Question

Constant current of 30 a is passed through an aqueous solution of nacl for a time of 1.0 hr. How many grams of naoh are produced? What is volume of cl, gas at s.T.P. Produced?

Answer 1

Answer :

The mass of NaOH produced are, 44.77 grams.

The volume of $Cl_2$ at STP is, 12.52 L

Explanation :

(1) First we have to calculate the mass of NaOH.

Using Faraday first law,

$w=\frac{E\times I\times t}{F}$

where,

w = mass

E = equivalent weight

I = current = 30 A

t = time = 1 hr = 3600 s

F = Faraday constant = 96500

Now we have to calculate the equivalent weight of NaOH.
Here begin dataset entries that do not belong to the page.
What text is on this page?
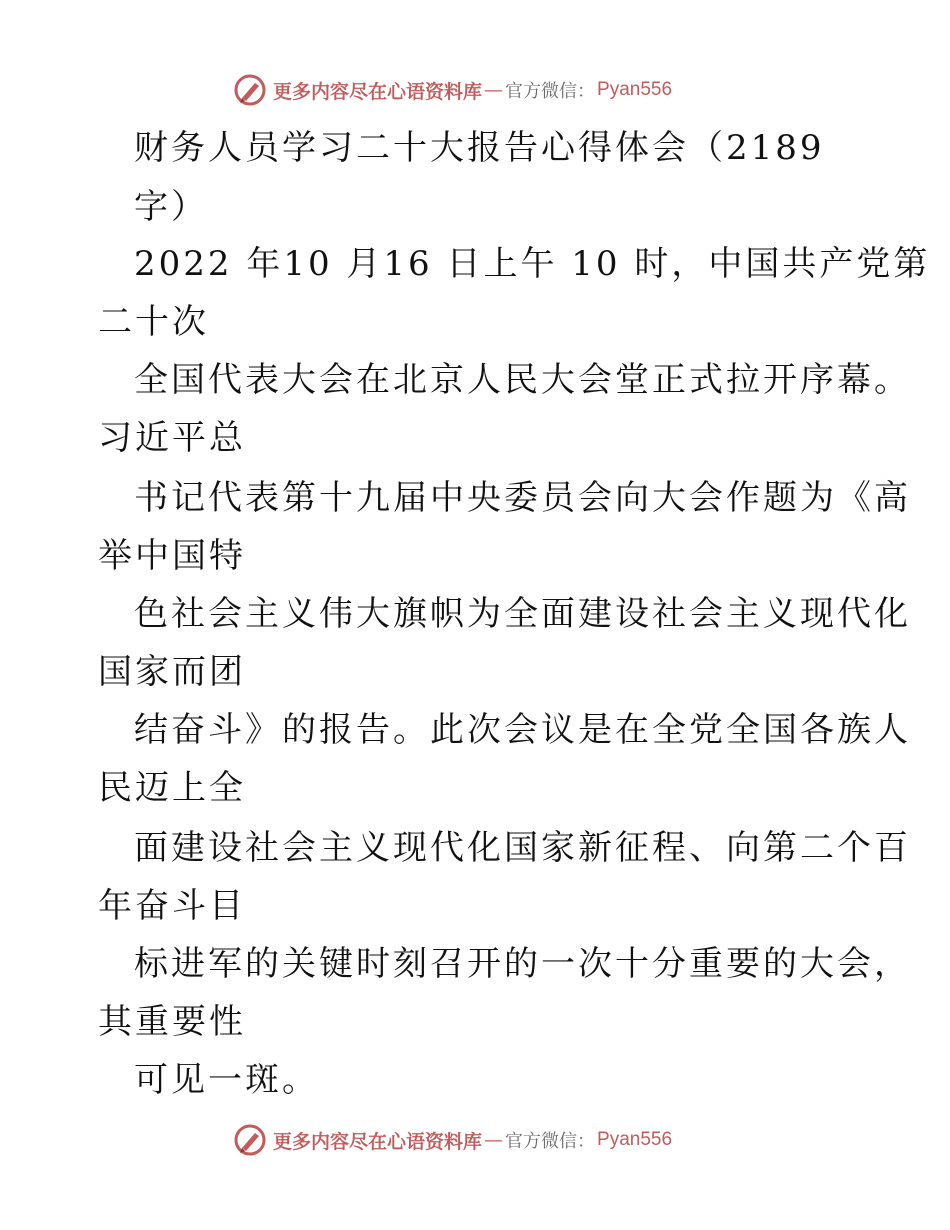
更多内容尽在心语资料库 — 官方微信： Pyan556
财务人员学习二十大报告心得体会（2189
字）
2022 年10 月16 日上午 10 时，中国共产党第
二十次
全国代表大会在北京人民大会堂正式拉开序幕。
习近平总
书记代表第十九届中央委员会向大会作题为《高
举中国特
色社会主义伟大旗帜为全面建设社会主义现代化
国家而团
结奋斗》的报告。此次会议是在全党全国各族人
民迈上全
面建设社会主义现代化国家新征程、向第二个百
年奋斗目
标进军的关键时刻召开的一次十分重要的大会，
其重要性
可见一斑。
更多内容尽在心语资料库 — 官方微信： Pyan556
$\text{Equivalent weight of }NaOH=\frac{\text{Molar mass of }NaOH}{n}$

where,

n = valency factor = 1  (For NaOH)

$\text{Equivalent weight of }NaOH=\frac{40}{1}=40$

Now put all the given values in the above formula, we get:

$w=\frac{E\times I\times t}{F}$

$w=\frac{40\times 30\times 3600}{96500}=44.77g$

The mass of NaOH produced are, 44.77 grams.

(2) Now we have to calculate the mass of $Cl_2$.

Using Faraday first law,

$w=\frac{E\times I\times t}{F}$

First we have to calculate the equivalent weight of $Cl_2$.

$\text{Equivalent weight of }Cl_2=\frac{\text{Molar mass of }Cl_2}{n}$

where,

n = valency factor = 2

$\text{Equivalent weight of }Cl_2=\frac{71}{2}=35.5$

Now put all the given values in the above formula, we get:

$w=\frac{E\times I\times t}{F}$

$w=\frac{35.5\times 30\times 3600}{96500}=39.7g$

Now we have to calculate the moles of $Cl_2$.

$\text{Moles of }Cl_2=\frac{\text{Mass of }Cl_2}{\text{Molar mass of }Cl_2}=\frac{39.7g}{71g/mol}=0.559mol$

Now we have to calculate the volume of $Cl_2$ at STP.

As, 1 mole of $Cl_2$ gas contains 22.4 L volume of $Cl_2$ gas

So, 0.559 mole of $Cl_2$ gas contains 0.559 × 22.4 = 12.52 L volume of $Cl_2$ gas

The volume of $Cl_2$ at STP is, 12.52 L